In his concluding comments, Ferrari agrees with Wells that the context for framing the S&OP process “needs to broaden.” The SupplyChainBrain article continues:
“S&OP is all about eliminating the unscientific assumptions that tend to guide decision-making. They need to be replaced by a full understanding of the constraints that exist in a given sourcing situation, along with the opportunities that can be realized as a result. Visibility, of course, depends on good communications among supply-chain partners. S&OP provides companies with the excuse to achieve it. In looking at supply management, Wells says, companies need first to analyze the current sourcing situation, in terms of both risk and opportunities. They should consider the full range of terms and conditions that apply to a sourcing relationship. At the same time, those in supplier management need to be having an ongoing conversation with sales, to discuss how constraints should be factored into the picture. Given the natural tendency toward turf protection, sales could be threatened by such an approach. The solution, says Wells, is transparency. Sales and marketing must understand where the constraints are, and supplier managers need to stress their interest in working with them to reach a common goal. ‘That’s what gets their attention,’ he says. A certain amount of business-process change is required to implement an effective S&OP initiative. Technology, says Wells, can help to enable such change. One key to success is aligning the metrics and incentives that guide various functions. In addition, participants need to address the full range of relevant topics: working capital, finance, products, brands, marketing, channels and demand planning among them. Armed with such intelligence, marketing can understand how its goals to boost sales or enter new markets will be translated in terms of manufacturing, distribution and sourcing.”
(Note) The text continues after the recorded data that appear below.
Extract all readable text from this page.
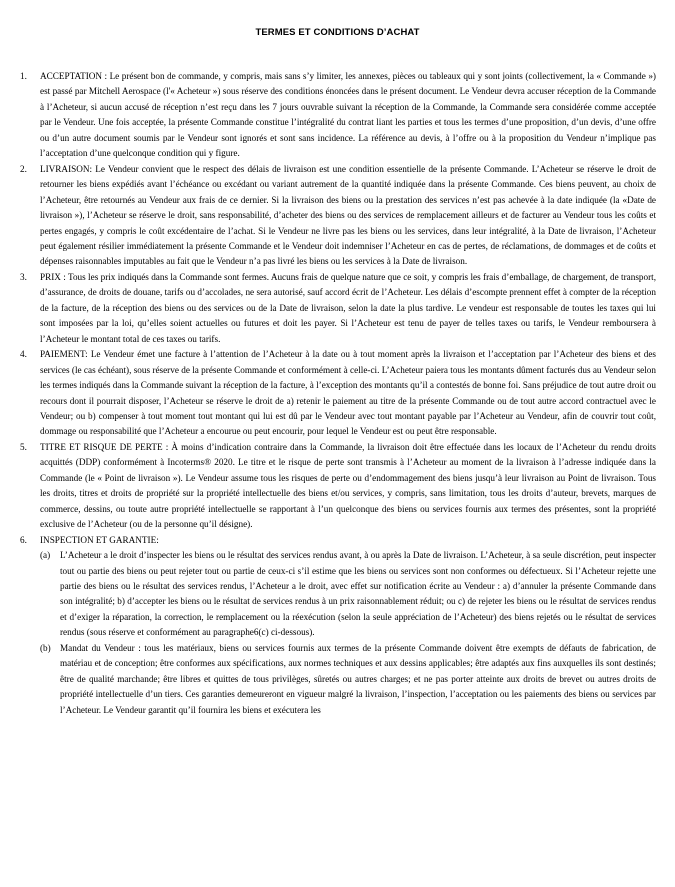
TERMES ET CONDITIONS D’ACHAT
1. ACCEPTATION : Le présent bon de commande, y compris, mais sans s’y limiter, les annexes, pièces ou tableaux qui y sont joints (collectivement, la « Commande ») est passé par Mitchell Aerospace (l'« Acheteur ») sous réserve des conditions énoncées dans le présent document. Le Vendeur devra accuser réception de la Commande à l’Acheteur, si aucun accusé de réception n’est reçu dans les 7 jours ouvrable suivant la réception de la Commande, la Commande sera considérée comme acceptée par le Vendeur. Une fois acceptée, la présente Commande constitue l’intégralité du contrat liant les parties et tous les termes d’une proposition, d’un devis, d’une offre ou d’un autre document soumis par le Vendeur sont ignorés et sont sans incidence. La référence au devis, à l’offre ou à la proposition du Vendeur n’implique pas l’acceptation d’une quelconque condition qui y figure.
2. LIVRAISON: Le Vendeur convient que le respect des délais de livraison est une condition essentielle de la présente Commande. L’Acheteur se réserve le droit de retourner les biens expédiés avant l’échéance ou excédant ou variant autrement de la quantité indiquée dans la présente Commande. Ces biens peuvent, au choix de l’Acheteur, être retournés au Vendeur aux frais de ce dernier. Si la livraison des biens ou la prestation des services n’est pas achevée à la date indiquée (la «Date de livraison »), l’Acheteur se réserve le droit, sans responsabilité, d’acheter des biens ou des services de remplacement ailleurs et de facturer au Vendeur tous les coûts et pertes engagés, y compris le coût excédentaire de l’achat. Si le Vendeur ne livre pas les biens ou les services, dans leur intégralité, à la Date de livraison, l’Acheteur peut également résilier immédiatement la présente Commande et le Vendeur doit indemniser l’Acheteur en cas de pertes, de réclamations, de dommages et de coûts et dépenses raisonnables imputables au fait que le Vendeur n’a pas livré les biens ou les services à la Date de livraison.
3. PRIX : Tous les prix indiqués dans la Commande sont fermes. Aucuns frais de quelque nature que ce soit, y compris les frais d’emballage, de chargement, de transport, d’assurance, de droits de douane, tarifs ou d’accolades, ne sera autorisé, sauf accord écrit de l’Acheteur. Les délais d’escompte prennent effet à compter de la réception de la facture, de la réception des biens ou des services ou de la Date de livraison, selon la date la plus tardive. Le vendeur est responsable de toutes les taxes qui lui sont imposées par la loi, qu’elles soient actuelles ou futures et doit les payer. Si l’Acheteur est tenu de payer de telles taxes ou tarifs, le Vendeur remboursera à l’Acheteur le montant total de ces taxes ou tarifs.
4. PAIEMENT: Le Vendeur émet une facture à l’attention de l’Acheteur à la date ou à tout moment après la livraison et l’acceptation par l’Acheteur des biens et des services (le cas échéant), sous réserve de la présente Commande et conformément à celle-ci. L’Acheteur paiera tous les montants dûment facturés dus au Vendeur selon les termes indiqués dans la Commande suivant la réception de la facture, à l’exception des montants qu’il a contestés de bonne foi. Sans préjudice de tout autre droit ou recours dont il pourrait disposer, l’Acheteur se réserve le droit de a) retenir le paiement au titre de la présente Commande ou de tout autre accord contractuel avec le Vendeur; ou b) compenser à tout moment tout montant qui lui est dû par le Vendeur avec tout montant payable par l’Acheteur au Vendeur, afin de couvrir tout coût, dommage ou responsabilité que l’Acheteur a encourue ou peut encourir, pour lequel le Vendeur est ou peut être responsable.
5. TITRE ET RISQUE DE PERTE : À moins d’indication contraire dans la Commande, la livraison doit être effectuée dans les locaux de l’Acheteur du rendu droits acquittés (DDP) conformément à Incoterms® 2020. Le titre et le risque de perte sont transmis à l’Acheteur au moment de la livraison à l’adresse indiquée dans la Commande (le « Point de livraison »). Le Vendeur assume tous les risques de perte ou d’endommagement des biens jusqu’à leur livraison au Point de livraison. Tous les droits, titres et droits de propriété sur la propriété intellectuelle des biens et/ou services, y compris, sans limitation, tous les droits d’auteur, brevets, marques de commerce, dessins, ou toute autre propriété intellectuelle se rapportant à l’un quelconque des biens ou services fournis aux termes des présentes, sont la propriété exclusive de l’Acheteur (ou de la personne qu’il désigne).
6. INSPECTION ET GARANTIE:
(a) L’Acheteur a le droit d’inspecter les biens ou le résultat des services rendus avant, à ou après la Date de livraison. L’Acheteur, à sa seule discrétion, peut inspecter tout ou partie des biens ou peut rejeter tout ou partie de ceux-ci s’il estime que les biens ou services sont non conformes ou défectueux. Si l’Acheteur rejette une partie des biens ou le résultat des services rendus, l’Acheteur a le droit, avec effet sur notification écrite au Vendeur : a) d’annuler la présente Commande dans son intégralité; b) d’accepter les biens ou le résultat de services rendus à un prix raisonnablement réduit; ou c) de rejeter les biens ou le résultat de services rendus et d’exiger la réparation, la correction, le remplacement ou la réexécution (selon la seule appréciation de l’Acheteur) des biens rejetés ou le résultat de services rendus (sous réserve et conformément au paragraphe6(c) ci-dessous).
(b) Mandat du Vendeur : tous les matériaux, biens ou services fournis aux termes de la présente Commande doivent être exempts de défauts de fabrication, de matériau et de conception; être conformes aux spécifications, aux normes techniques et aux dessins applicables; être adaptés aux fins auxquelles ils sont destinés; être de qualité marchande; être libres et quittes de tous privilèges, sûretés ou autres charges; et ne pas porter atteinte aux droits de brevet ou autres droits de propriété intellectuelle d’un tiers. Ces garanties demeureront en vigueur malgré la livraison, l’inspection, l’acceptation ou les paiements des biens ou services par l’Acheteur. Le Vendeur garantit qu’il fournira les biens et exécutera les
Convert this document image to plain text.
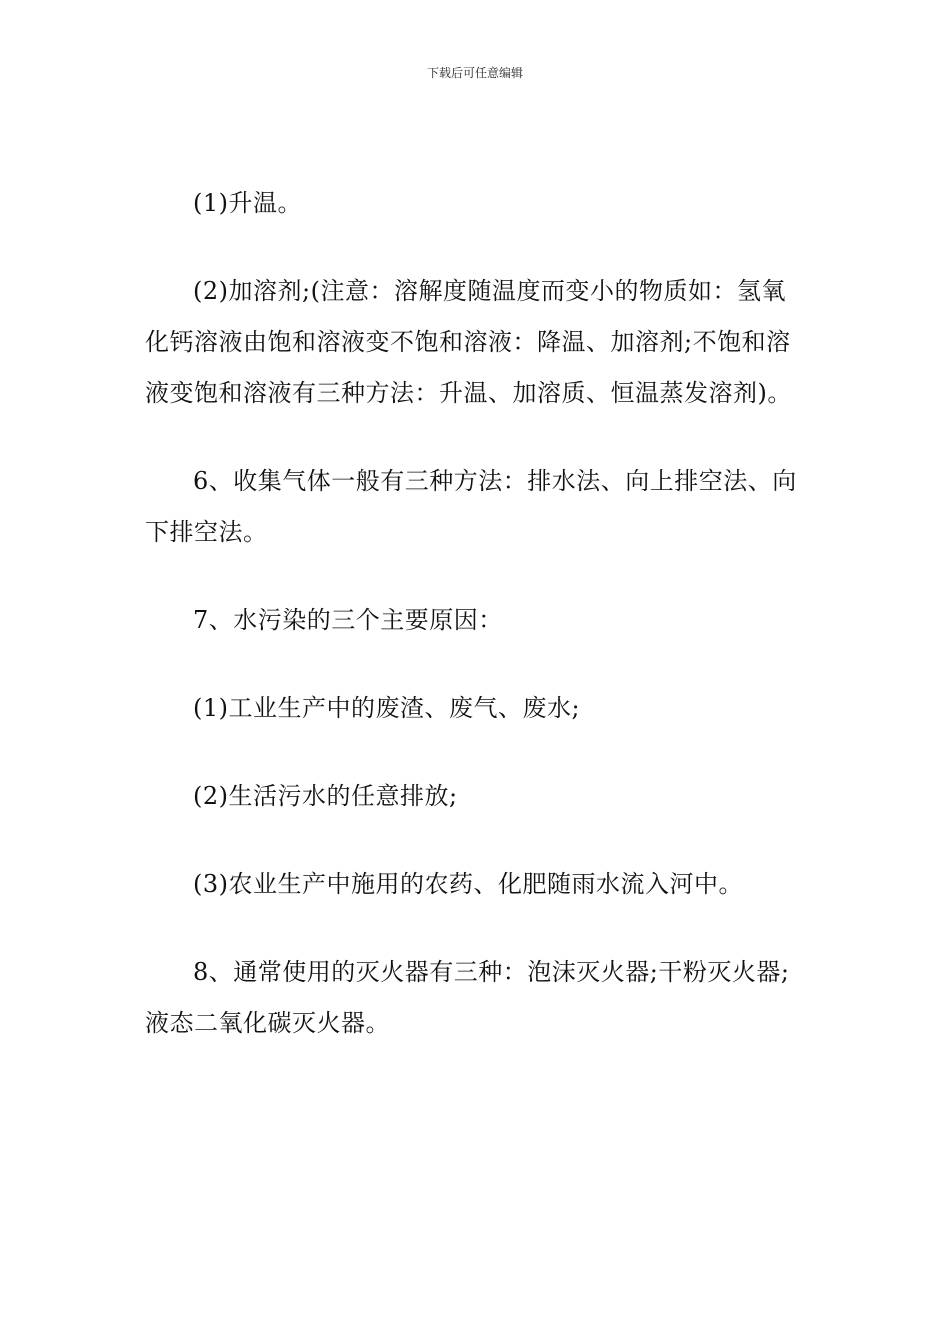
下载后可任意编辑

(1)升温。

(2)加溶剂;(注意：溶解度随温度而变小的物质如：氢氧化钙溶液由饱和溶液变不饱和溶液：降温、加溶剂;不饱和溶液变饱和溶液有三种方法：升温、加溶质、恒温蒸发溶剂)。

6、收集气体一般有三种方法：排水法、向上排空法、向下排空法。

7、水污染的三个主要原因：

(1)工业生产中的废渣、废气、废水;

(2)生活污水的任意排放;

(3)农业生产中施用的农药、化肥随雨水流入河中。

8、通常使用的灭火器有三种：泡沫灭火器;干粉灭火器;液态二氧化碳灭火器。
Obviously, integrating data so that participants in the S&OP process are working from a single version of the truth is important to achieving Wells’ vision of an effective system. Nick Allen agrees with Wells that a good S&OP process can bring organizations together and help break down silos. He writes:
“One of the big issues with S&OP is that it cuts across so many different functional silos within a business. However, [Paul Ducie, partner at Oliver Wight], advises: ‘If a company designs the right process, then the process itself forces the organisational silos to work together, so they start to create a synchronised plan throughout the organisation. Then we look at coaching behaviours, so that we get the collaboration and common ownership.’ He says an important point is to have an individual in place that can ensure ‘integrated reconciliation’, to make sure the process is flowing through the various steps with the right information and that all parties are acting and performing in a way that will deliver the strategy.”
A good S&OP process helps promote transparency and communication. It’s not easy because the goals of various organizational departments can be in conflict. The S&OP process can help ease those tensions by promoting better organizational alignment as desired outcomes are agreed upon and worked towards.